Potassium buffering is impaired in Tsc1^GFAPCKO mice. (A)Representative traces generated from a reference electrode for field potential (f.p.) recording (showing an antidromic population spike immediately following the stimulation artifact) and potassium-selective electrode in response to a 20Hz, 200 pulse train (starting at the arrow) at 100% stimulation intensity in hippocampal slices from control mice and Tsc1^GFAPCKO mice. Scale bars: for field potential 5mV, 25ms; for [K⁺]₀ 2mM, 5s. (B) Summary of maximal absolute rises in [K⁺]₀ (delta [K⁺]₀) evoked at 50 and 100% stimulation intensity. With both levels of stimulation, the peak increase in [K⁺]₀ was significantly great in Tsc1^GFAPCKO mice compared to controls. (C) Summary of maximal evoked [K⁺]₀ elicited by stimuli at 50 and 100% stimulation intensity, normalized to amplitudes of respective population spikes.

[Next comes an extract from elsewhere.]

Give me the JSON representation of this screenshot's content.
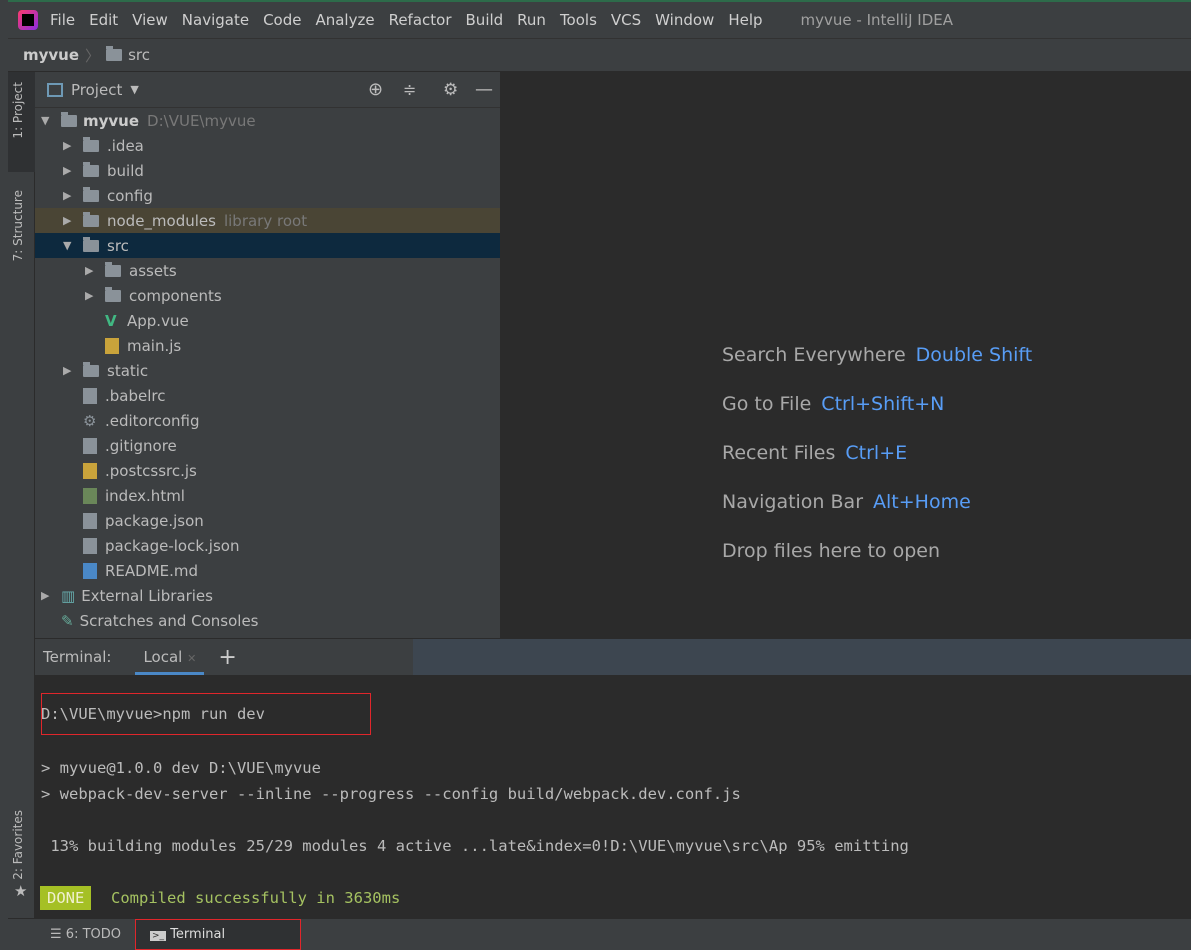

With both levels of stimulation, the normalized peak increase in [K⁺]₀ was significantly great in Tsc1^GFAPCKO mice compared to controls. (D) Absolute rises in stimulation-induced [K⁺]₀ changes in the hippocampal slices before and after perfusion with the gap junction inhibitor, carbenoxolone. Carbenoxolone treatment induced a significant, additional increase in peak [K⁺]₀ in control mice, but had no effect in Tsc1^GFAPCKO mice. Black bars, before carbenoxolone; grey bars, after carbenoxolone. *p < 0.05, **p < 0.01, ***p < 0.001, by ANOVA (n = 6 mice/group).

Fig. 5

The impairment in potassium buffering in Tsc1^GFAPCKO mice is mTOR-dependent. (A,B) Summary of maximal rises in [K⁺]₀ evoked at 50 and 100% stimulation intensity in control mice, and untreated or rapamycin-treated Tsc1^GFAPCKO mice. nAs previously, with both levels of stimulation, the absolute rise in [K⁺]₀ (delta [K⁺]₀) (A) and the normalized peak increase in [K+]₀ (B) were significantly greater in Tsc1^GFAPCKO mice compared to controls. Rapamycin treatment of Tsc1^GFAPCKO mice decreased [K⁺]₀ levels back to control levels. *p < 0.05, **p < 0.01, ***p < 0.001, by ANOVA (n = 6 mice/group).